Выбрать главу

"Передайте ему, что к нему пришла мадам Тарраб, - сказал пожилой учитель, заняв место в приемной.

Через несколько минут ее ввели в роскошный кабинет Эдмона. "Мадам Тарраб, я много думал о вас на протяжении многих лет, пожалуйста, скажите, чем я могу вам помочь", - сказал Эдмон, обнимая своего старого учителя.

Он не дрогнул, когда выписал ей чек на 100 000 долларов, которые помогли спасти школу. Он также передал ей небольшой пакет, который велел открыть, когда она вернется в Монреаль. Но любопытство взяло верх над , и она открыла пакет во время перелета из Нью-Йорка. Она была потрясена, когда на столик с подносом вывалилось кольцо с бриллиантом идеальной огранки.

Отсутствие успехов Эдмонда в учебе, похоже, не беспокоило его родителей, поскольку высшее образование среди халабимов не особенно приветствовалось. Как отметил один из экспертов по сефардской культуре, "ассимиляция сефардов замедлилась... из-за того, что многие, особенно выходцы из Сирии, стремились оставаться в деловых кругах и не посылать своих детей в университеты, устраняя главную силу, побуждающую к отказу от традиционных устоев". В четырнадцать лет Эдмон бросил школу и занялся семейным бизнесом.
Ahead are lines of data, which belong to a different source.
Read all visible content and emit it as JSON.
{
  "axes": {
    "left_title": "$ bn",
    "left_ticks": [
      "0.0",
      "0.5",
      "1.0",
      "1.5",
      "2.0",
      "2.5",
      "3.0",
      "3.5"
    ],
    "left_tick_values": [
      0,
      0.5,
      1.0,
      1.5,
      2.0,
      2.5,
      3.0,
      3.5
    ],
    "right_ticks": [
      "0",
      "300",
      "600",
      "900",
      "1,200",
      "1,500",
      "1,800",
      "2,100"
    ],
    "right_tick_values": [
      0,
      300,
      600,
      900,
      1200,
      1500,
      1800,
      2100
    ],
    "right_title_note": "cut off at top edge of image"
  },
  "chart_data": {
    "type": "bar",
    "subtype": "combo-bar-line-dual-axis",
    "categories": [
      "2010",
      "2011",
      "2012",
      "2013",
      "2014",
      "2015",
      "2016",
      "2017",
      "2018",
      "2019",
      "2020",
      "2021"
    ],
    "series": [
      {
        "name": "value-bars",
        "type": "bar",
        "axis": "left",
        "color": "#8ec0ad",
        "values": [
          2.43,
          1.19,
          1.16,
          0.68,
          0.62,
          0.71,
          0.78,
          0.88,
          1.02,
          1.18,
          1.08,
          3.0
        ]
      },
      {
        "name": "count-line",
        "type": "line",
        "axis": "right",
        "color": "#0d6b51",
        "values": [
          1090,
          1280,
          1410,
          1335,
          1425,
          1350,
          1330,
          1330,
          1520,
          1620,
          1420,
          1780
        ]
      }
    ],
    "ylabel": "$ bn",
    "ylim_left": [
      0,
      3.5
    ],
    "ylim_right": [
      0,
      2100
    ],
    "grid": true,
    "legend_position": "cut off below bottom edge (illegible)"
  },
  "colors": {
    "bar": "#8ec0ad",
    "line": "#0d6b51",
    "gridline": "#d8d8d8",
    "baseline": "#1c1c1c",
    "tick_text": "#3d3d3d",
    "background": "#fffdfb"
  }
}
Сафрасы жили в роскоши в Бейруте, космополитическом франкоязычном приморском центре, который часто называют Парижем Ближнего Востока. Во времена французского мандата и даже во время Второй мировой войны сплоченная община из примерно пяти тысяч евреев жила относительно комфортной жизнью, защищенная от оголтелого антисемитизма, бушевавшего в Европе. Когда Эдмон был подростком, у него был собственный камердинер. Его отец считался важным покровителем в городе, к нему обращались за разрешением споров между евреями и за пожертвованиями на синагоги и еврейские школы. Он даже оплатил строительство мечети для мусульманского населения Бейрута, расположенной через дорогу от его банка.

Но благополучный мир был разрушен после окончания Второй мировой войны, когда еврейские беженцы начали пробираться в Палестину и требовать создания еврейского государства. По всему Ближнему Востоку разъяренные толпы арабских националистов ополчились на евреев. В 1947 году арабские националисты сожгли еврейские предприятия, в том числе старые офисы компании Safra Frères и синагоги в Алеппо. Год спустя евреи в Сирии стали жертвами жестоких антиеврейских законов, которые не позволяли им продавать свою собственность и замораживали их активы. Насилие и антисемитизм вскоре распространились и на Бейрут: разгневанные арабы начали пикетировать Якоба Сафру и его банк. Тем не менее, ливанское правительство было терпимо к евреям; оно не наказывало их за "грехи" сионистов и после основания государства Израиль в 1948 году продолжало предоставлять гражданство новым иммигрантам.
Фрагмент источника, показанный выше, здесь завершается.